As described by the Smithsonian, there are literally Japanese buyers traveling backroads in the U.S., stopping in at old liquor stores and buying up old cases of whiskey from basements and bringing them back to sell in Japan. The Japanese are making impeccable suits and shirts of classic American styling. And the jazz clubs there are alive and well, unlike so many here in the U.S.
There’s something about the perspective of the Japanese that allows them to home in on the essential elements of foreign cultures and then perfectly recreate them at home. “What we see in Japan, in a wide range of pursuits, is a focus on mastery,” says Sarah Kovner, who teaches Japanese history at the University of Florida. “It’s true in traditional arts, it’s true of young people who dress up in Harajuku, it’s true of restaurateurs all over Japan.”
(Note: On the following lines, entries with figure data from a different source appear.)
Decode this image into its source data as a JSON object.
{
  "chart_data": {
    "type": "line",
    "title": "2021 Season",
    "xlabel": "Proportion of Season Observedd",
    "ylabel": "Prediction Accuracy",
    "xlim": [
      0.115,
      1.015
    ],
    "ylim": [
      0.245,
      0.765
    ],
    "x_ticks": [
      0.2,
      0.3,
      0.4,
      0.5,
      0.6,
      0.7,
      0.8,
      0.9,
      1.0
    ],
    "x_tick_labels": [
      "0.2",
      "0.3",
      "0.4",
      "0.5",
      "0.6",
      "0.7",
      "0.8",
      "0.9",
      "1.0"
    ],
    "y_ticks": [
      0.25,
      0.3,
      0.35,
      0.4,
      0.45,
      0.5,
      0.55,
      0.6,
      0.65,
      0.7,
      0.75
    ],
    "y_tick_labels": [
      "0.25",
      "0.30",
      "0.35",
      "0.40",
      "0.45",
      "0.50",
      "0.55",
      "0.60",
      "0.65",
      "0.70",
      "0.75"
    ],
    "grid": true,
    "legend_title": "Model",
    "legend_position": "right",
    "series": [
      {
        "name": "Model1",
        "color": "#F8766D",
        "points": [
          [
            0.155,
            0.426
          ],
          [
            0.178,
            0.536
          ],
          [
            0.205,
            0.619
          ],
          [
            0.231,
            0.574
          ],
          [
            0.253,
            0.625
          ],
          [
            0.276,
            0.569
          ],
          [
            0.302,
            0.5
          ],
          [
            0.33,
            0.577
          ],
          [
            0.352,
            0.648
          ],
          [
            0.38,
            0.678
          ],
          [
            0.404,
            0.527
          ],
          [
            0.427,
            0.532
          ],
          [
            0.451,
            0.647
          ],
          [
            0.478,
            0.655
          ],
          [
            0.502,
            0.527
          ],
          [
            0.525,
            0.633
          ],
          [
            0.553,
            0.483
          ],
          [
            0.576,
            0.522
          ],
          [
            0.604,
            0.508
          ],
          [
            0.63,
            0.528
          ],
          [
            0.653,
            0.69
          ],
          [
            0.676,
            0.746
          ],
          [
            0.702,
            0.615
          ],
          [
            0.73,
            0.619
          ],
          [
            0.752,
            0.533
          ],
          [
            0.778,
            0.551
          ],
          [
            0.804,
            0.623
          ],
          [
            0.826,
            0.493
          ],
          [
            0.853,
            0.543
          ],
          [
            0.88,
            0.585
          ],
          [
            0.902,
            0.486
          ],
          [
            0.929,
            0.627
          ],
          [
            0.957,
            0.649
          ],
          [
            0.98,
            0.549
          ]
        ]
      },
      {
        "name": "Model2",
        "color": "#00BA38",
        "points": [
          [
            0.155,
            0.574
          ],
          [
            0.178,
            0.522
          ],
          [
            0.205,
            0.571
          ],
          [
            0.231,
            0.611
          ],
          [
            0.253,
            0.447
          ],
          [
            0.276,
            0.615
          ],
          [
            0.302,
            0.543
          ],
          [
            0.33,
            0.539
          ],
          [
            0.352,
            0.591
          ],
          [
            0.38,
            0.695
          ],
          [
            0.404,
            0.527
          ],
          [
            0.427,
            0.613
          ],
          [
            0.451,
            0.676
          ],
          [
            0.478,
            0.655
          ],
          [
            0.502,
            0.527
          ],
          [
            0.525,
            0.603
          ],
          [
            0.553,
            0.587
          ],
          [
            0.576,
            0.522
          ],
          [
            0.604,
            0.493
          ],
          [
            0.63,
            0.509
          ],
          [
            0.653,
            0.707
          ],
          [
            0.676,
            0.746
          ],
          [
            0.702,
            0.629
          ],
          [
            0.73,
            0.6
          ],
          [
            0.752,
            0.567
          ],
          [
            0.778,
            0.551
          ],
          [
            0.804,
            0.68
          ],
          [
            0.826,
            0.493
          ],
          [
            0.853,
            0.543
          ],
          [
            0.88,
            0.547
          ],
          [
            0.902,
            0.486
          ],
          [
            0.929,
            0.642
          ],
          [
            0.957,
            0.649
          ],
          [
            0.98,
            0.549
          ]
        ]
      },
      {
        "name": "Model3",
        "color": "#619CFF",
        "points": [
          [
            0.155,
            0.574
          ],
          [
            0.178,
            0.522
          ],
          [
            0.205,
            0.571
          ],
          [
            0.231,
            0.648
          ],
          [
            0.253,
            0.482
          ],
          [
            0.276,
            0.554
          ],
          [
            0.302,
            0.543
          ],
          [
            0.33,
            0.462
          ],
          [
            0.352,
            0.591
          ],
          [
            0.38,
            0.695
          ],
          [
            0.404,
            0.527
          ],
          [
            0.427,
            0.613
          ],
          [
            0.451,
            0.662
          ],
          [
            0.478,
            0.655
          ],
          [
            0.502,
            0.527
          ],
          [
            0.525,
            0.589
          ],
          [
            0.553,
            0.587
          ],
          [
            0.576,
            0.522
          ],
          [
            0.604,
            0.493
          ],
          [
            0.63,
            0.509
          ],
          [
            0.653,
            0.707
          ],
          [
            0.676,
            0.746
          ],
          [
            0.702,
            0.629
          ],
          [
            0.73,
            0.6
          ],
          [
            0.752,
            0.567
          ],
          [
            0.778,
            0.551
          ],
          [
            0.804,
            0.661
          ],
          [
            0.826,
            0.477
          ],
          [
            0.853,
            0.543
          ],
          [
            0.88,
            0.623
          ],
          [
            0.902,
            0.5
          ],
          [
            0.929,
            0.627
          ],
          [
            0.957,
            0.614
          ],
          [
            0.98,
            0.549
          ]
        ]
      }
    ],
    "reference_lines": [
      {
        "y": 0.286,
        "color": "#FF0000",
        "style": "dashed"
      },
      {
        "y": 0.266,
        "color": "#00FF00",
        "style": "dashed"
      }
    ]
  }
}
Japan’s mastery of Americana isn’t something new. Back in 2009, this phenomenon emerged in multiple posts on ACL, like "All the Good Stuff is in Japan," and the New York Times also reported a story on the same theme, "The All-American Back From Japan."
Most recently, Brooklyn’s Pilgrim Surf was hosted as a sort of brand-in-residence at Beams in Japan. Then there’s one of my favorite Instagram accounts.
Takizawa Shinsuke, designer for the Japanese brand Neighborhood, posts amazing images of vintage Harley-Davidsons, Indians and Triumphs, all restored to perfection. What you won't see, as far as I can tell, are old Hondas, which are ironically really in demand stateside.
Japan’s love and mastery of Americana is something worth admiring, though the thought of losing all that old whiskey is hard to deal with.
There’s a nostalgia factor at play that’s really interesting to me. It’s easy to be nostalgic for something one never experienced. This is why the old vintage design aesthetic is so popular right now in places like Brooklyn. The 1920s were so great right?
But for Japan, its nostalgia is for a different time and place, which is what makes it so compelling. I know of no other similar scenario where one culture/country fetishizes another culture/country so intensely, so perfectly and so beautifully. It’s amazing.
And while it makes me sad to see all that whiskey go, at least someone is truly enjoying it.